L’autorité provinciale a invité les habitants à vaquer librement à leurs occupations, affirmant que les écoles, les marchés, les commerces, les transports publics et les administrations resteront opérationnels. Pour l’Hôtel de ville, il n’est pas question de laisser la capitale être paralysée par un mot d’ordre politique.

Cette confrontation place le rendez-vous du 3 juin au centre d’un important rapport de force entre l’opposition et le pouvoir. En appelant à une journée de protestation, les leaders du C64 espèrent démontrer leur capacité de mobilisation contre la proposition de loi sur l’organisation du référendum, qu’ils considèrent comme une étape vers une révision de la Constitution.
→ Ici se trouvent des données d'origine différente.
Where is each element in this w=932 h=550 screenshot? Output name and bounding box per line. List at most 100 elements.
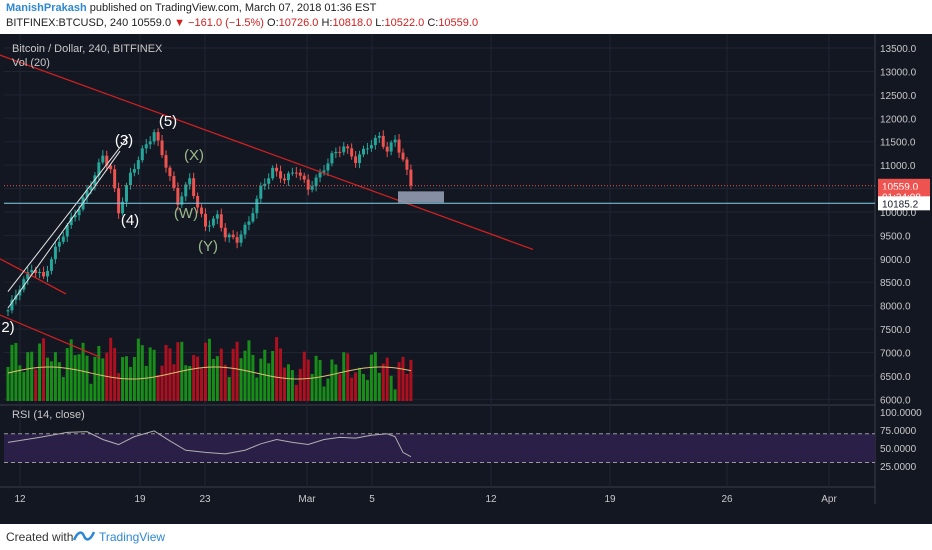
candle-body <box>89 186 93 191</box>
chart-title: Bitcoin / Dollar, 240, BITFINEX <box>12 43 163 55</box>
candle-body <box>180 196 184 205</box>
candle-body <box>65 225 69 237</box>
candle-body <box>310 186 314 190</box>
volume-bar <box>393 389 397 401</box>
footer: Created with TradingView <box>0 524 932 550</box>
volume-bar <box>346 353 350 401</box>
candle-body <box>223 227 227 238</box>
volume-bar <box>144 365 148 401</box>
volume-bar <box>18 365 22 401</box>
volume-bar <box>85 355 89 401</box>
high-value: 10818.0 <box>332 17 373 29</box>
volume-bar <box>61 376 65 401</box>
volume-bar <box>101 358 105 401</box>
time-tick-label: Mar <box>298 494 316 505</box>
volume-bar <box>117 373 121 401</box>
volume-bar <box>314 355 318 401</box>
tradingview-logo-icon <box>73 531 95 541</box>
price-tick-label: 7000.0 <box>880 348 911 359</box>
volume-bar <box>247 340 251 401</box>
volume-bar <box>267 363 271 401</box>
candle-body <box>10 299 14 311</box>
candle-body <box>160 140 164 156</box>
channel-line-upper <box>7 136 129 292</box>
trendline-main <box>0 54 534 251</box>
candle-body <box>409 169 413 186</box>
volume-bar <box>73 355 77 401</box>
price-tag-label: 10559.0 <box>882 182 919 193</box>
volume-bar <box>358 367 362 401</box>
price-tick-label: 13000.0 <box>880 67 917 78</box>
volume-bar <box>57 362 61 401</box>
time-tick-label: 19 <box>134 494 146 505</box>
candle-body <box>53 246 57 260</box>
chart-area[interactable]: 2) (3) (4) (5) (X) (W) (Y) 13500.0 13000.0 12500… <box>0 34 932 524</box>
volume-bar <box>239 358 243 401</box>
candle-body <box>105 155 109 166</box>
rsi-tick-label: 50.0000 <box>880 444 917 455</box>
volume-bar <box>184 365 188 401</box>
candle-body <box>306 179 310 190</box>
open-value: 10726.0 <box>278 17 319 29</box>
high-label: H: <box>321 17 333 29</box>
candle-body <box>117 188 121 214</box>
candle-body <box>350 148 354 157</box>
chart-svg[interactable]: 2) (3) (4) (5) (X) (W)(Y) 13500.0 13000.0 12500… <box>0 34 932 524</box>
candle-body <box>144 144 148 149</box>
candle-body <box>286 173 290 181</box>
low-value: 10522.0 <box>384 17 425 29</box>
volume-bar <box>69 339 73 401</box>
candle-body <box>85 190 89 198</box>
candle-body <box>365 148 369 150</box>
wave-label: (Y) <box>198 238 218 255</box>
candle-body <box>314 177 318 187</box>
volume-bar <box>342 352 346 401</box>
candle-body <box>38 272 42 274</box>
open-label: O: <box>267 17 279 29</box>
volume-bar <box>275 337 279 401</box>
time-tick-label: 12 <box>14 494 26 505</box>
volume-bar <box>381 363 385 401</box>
volume-bar <box>160 365 164 401</box>
candle-body <box>401 152 405 160</box>
candle-body <box>302 175 306 180</box>
candle-body <box>283 178 286 181</box>
volume-bar <box>279 348 283 401</box>
symbol-label: BITFINEX:BTCUSD, 240 <box>6 17 129 29</box>
candle-body <box>290 172 294 174</box>
volume-bar <box>322 386 326 401</box>
wave-label: (4) <box>121 212 139 229</box>
volume-bar <box>65 348 69 401</box>
candle-body <box>140 148 144 161</box>
volume-bar <box>156 374 160 401</box>
candle-body <box>271 167 275 179</box>
rsi-line <box>7 430 412 458</box>
candle-body <box>346 146 350 149</box>
candle-body <box>263 183 267 186</box>
candle-body <box>373 137 377 146</box>
candle-body <box>57 241 61 247</box>
volume-bar <box>30 351 34 401</box>
volume-bar <box>148 347 152 401</box>
volume-bar <box>255 377 259 401</box>
volume-bar <box>53 352 57 401</box>
tradingview-brand[interactable]: TradingView <box>99 530 166 544</box>
volume-bar <box>192 354 196 401</box>
candle-body <box>34 270 38 274</box>
candle-body <box>26 272 30 280</box>
time-tick-label: Apr <box>821 494 837 505</box>
candle-body <box>294 172 298 174</box>
low-label: L: <box>375 17 385 29</box>
time-tick-label: 19 <box>604 494 616 505</box>
rsi-band <box>4 433 875 463</box>
volume-bar <box>362 373 365 401</box>
candle-body <box>326 163 330 171</box>
wave-label: (3) <box>115 132 133 149</box>
candle-body <box>30 270 34 273</box>
author-link[interactable]: ManishPrakash <box>6 2 87 14</box>
volume-bar <box>109 337 113 401</box>
volume-bar <box>140 345 144 401</box>
candle-body <box>322 170 326 173</box>
volume-bar <box>350 377 354 401</box>
volume-bar <box>204 342 207 401</box>
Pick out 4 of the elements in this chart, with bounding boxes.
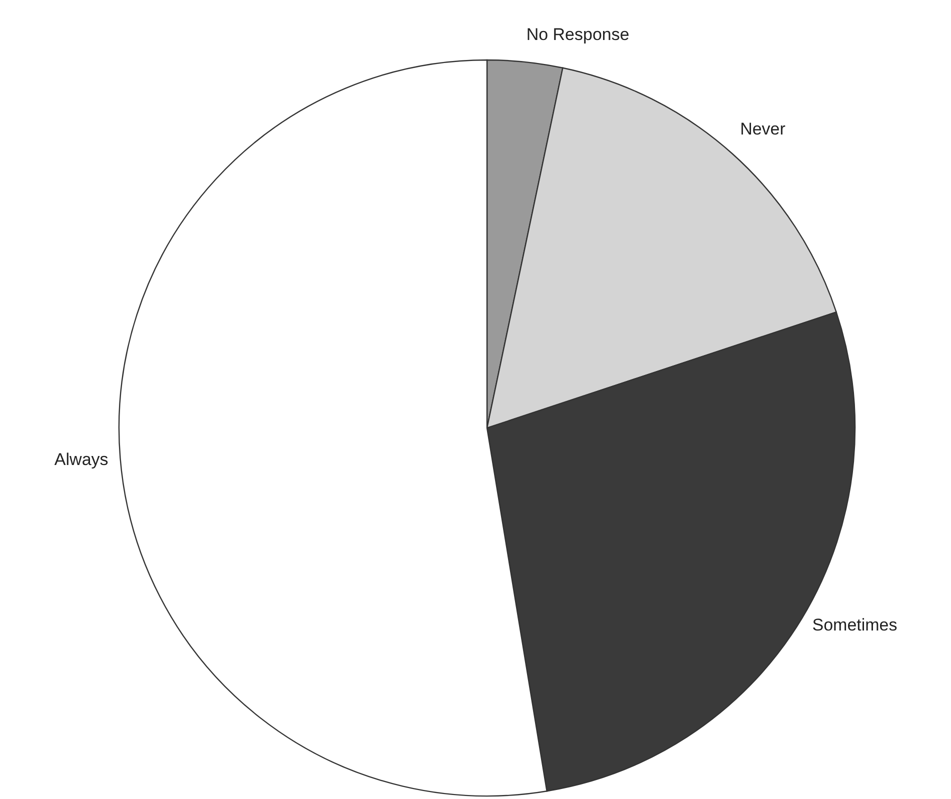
- slice-label: Never: [740, 120, 786, 139]
- slice-label: Sometimes: [812, 616, 898, 635]
- slice-label: Always: [54, 450, 108, 470]
- slice-label: No Response: [526, 25, 630, 44]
Martin Fayulu, l’une des principales figures de la coalition, a exhorté la population à rester chez elle, demandant notamment aux parents de ne pas envoyer leurs enfants à l’école et aux travailleurs de suspendre leurs activités. L’objectif est de mesurer l’adhésion populaire à la contestation engagée contre le projet porté par la majorité.

Pour l’opposition, l’enjeu est considérable. Une forte baisse de l’activité dans la capitale constituerait un signal politique fort et renforcerait son argumentaire contre le processus référendaire. À l’inverse, une mobilisation limitée pourrait fragiliser son discours et relancer les interrogations sur sa capacité à entraîner la population dans ses actions.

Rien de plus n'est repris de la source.